Impinging jets are encountered in many ventilation systems, and these can have a major impact on the acoustic environment and energy performance. Self-sustaining tones produced by aero-acoustic coupling can occur in impinging jets when a feedback loop develops between the jet exit and the surface of impact. (Powell, 1964) developed an analogy that takes into account the sound sources created by vortices, and (Howe, 1975) was the first to use this analogy in the case of a near-wall flow. Howe’s energy corollary makes it possible to calculate acoustic power using three quantities: vorticity, flow velocity and acoustic velocity, using experimental or numerical data and taking the aerodynamic field to be the main source of energy.
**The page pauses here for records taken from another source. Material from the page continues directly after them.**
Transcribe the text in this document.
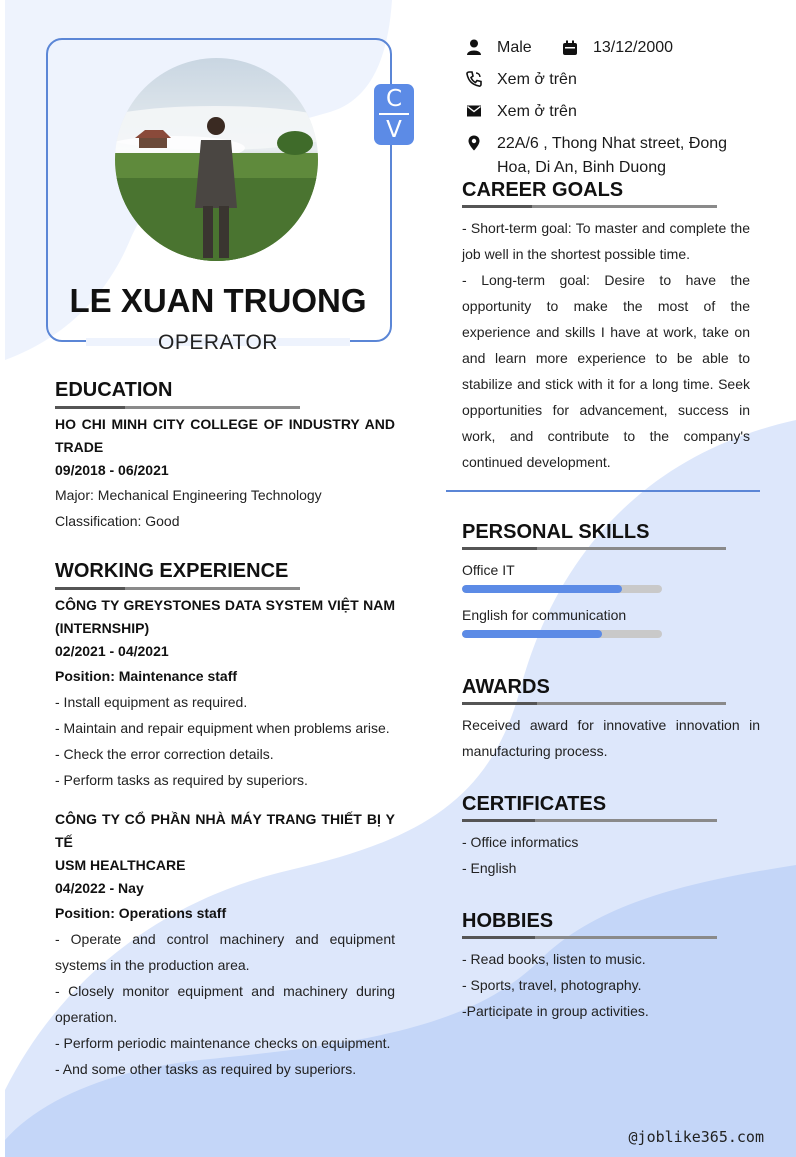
C
V
LE XUAN TRUONG
OPERATOR
Male	13/12/2000
Xem ở trên
Xem ở trên
22A/6 , Thong Nhat street, Đong
Hoa, Di An, Binh Duong
CAREER GOALS
- Short-term goal: To master and complete the
job well in the shortest possible time.
- Long-term goal: Desire to have the
opportunity to make the most of the
experience and skills I have at work, take on
and learn more experience to be able to
stabilize and stick with it for a long time. Seek
opportunities for advancement, success in
work, and contribute to the company's
continued development.
PERSONAL SKILLS
Office IT
English for communication
AWARDS
Received award for innovative innovation in
manufacturing process.
CERTIFICATES
- Office informatics
- English
HOBBIES
- Read books, listen to music.
- Sports, travel, photography.
-Participate in group activities.
EDUCATION
HO CHI MINH CITY COLLEGE OF INDUSTRY AND
TRADE
09/2018 - 06/2021
Major: Mechanical Engineering Technology
Classification: Good
WORKING EXPERIENCE
CÔNG TY GREYSTONES DATA SYSTEM VIỆT NAM
(INTERNSHIP)
02/2021 - 04/2021
Position: Maintenance staff
- Install equipment as required.
- Maintain and repair equipment when problems arise.
- Check the error correction details.
- Perform tasks as required by superiors.
CÔNG TY CỔ PHẦN NHÀ MÁY TRANG THIẾT BỊ Y TẾ
USM HEALTHCARE
04/2022 - Nay
Position: Operations staff
- Operate and control machinery and equipment
systems in the production area.
- Closely monitor equipment and machinery during
operation.
- Perform periodic maintenance checks on equipment.
- And some other tasks as required by superiors.
@joblike365.com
In this study, the velocity and the acoustic fields in a rectangular jet impinging on a slotted plate were measured simultaneously using High Speed 3D Tomographic time-resolved particle image velocimetry (Tomographic-PIV) and a microphone. The 3D Tomographic time-resolved has the advantage of providing three components of velocity in a volume. Thus, we inspect the interaction between turbulent energy produced by the flow and the acoustic field in the presence of self-sustaining tones in order to have a better comprehension of the aero-acoustic coupling. Results were obtained for a Reynolds numbers Re = 5294 and Re = 5956 which are configurations that induces acoustic tones. The spectrum of the Turbulent Kinetic Energy (TKE) had peaks of frequencies such that the period of the acoustic signal was smaller than that of the TKE in presence of self-sustaining tones. The findings of this work may serve to develop new techniques of control to reduce the acoustic generation.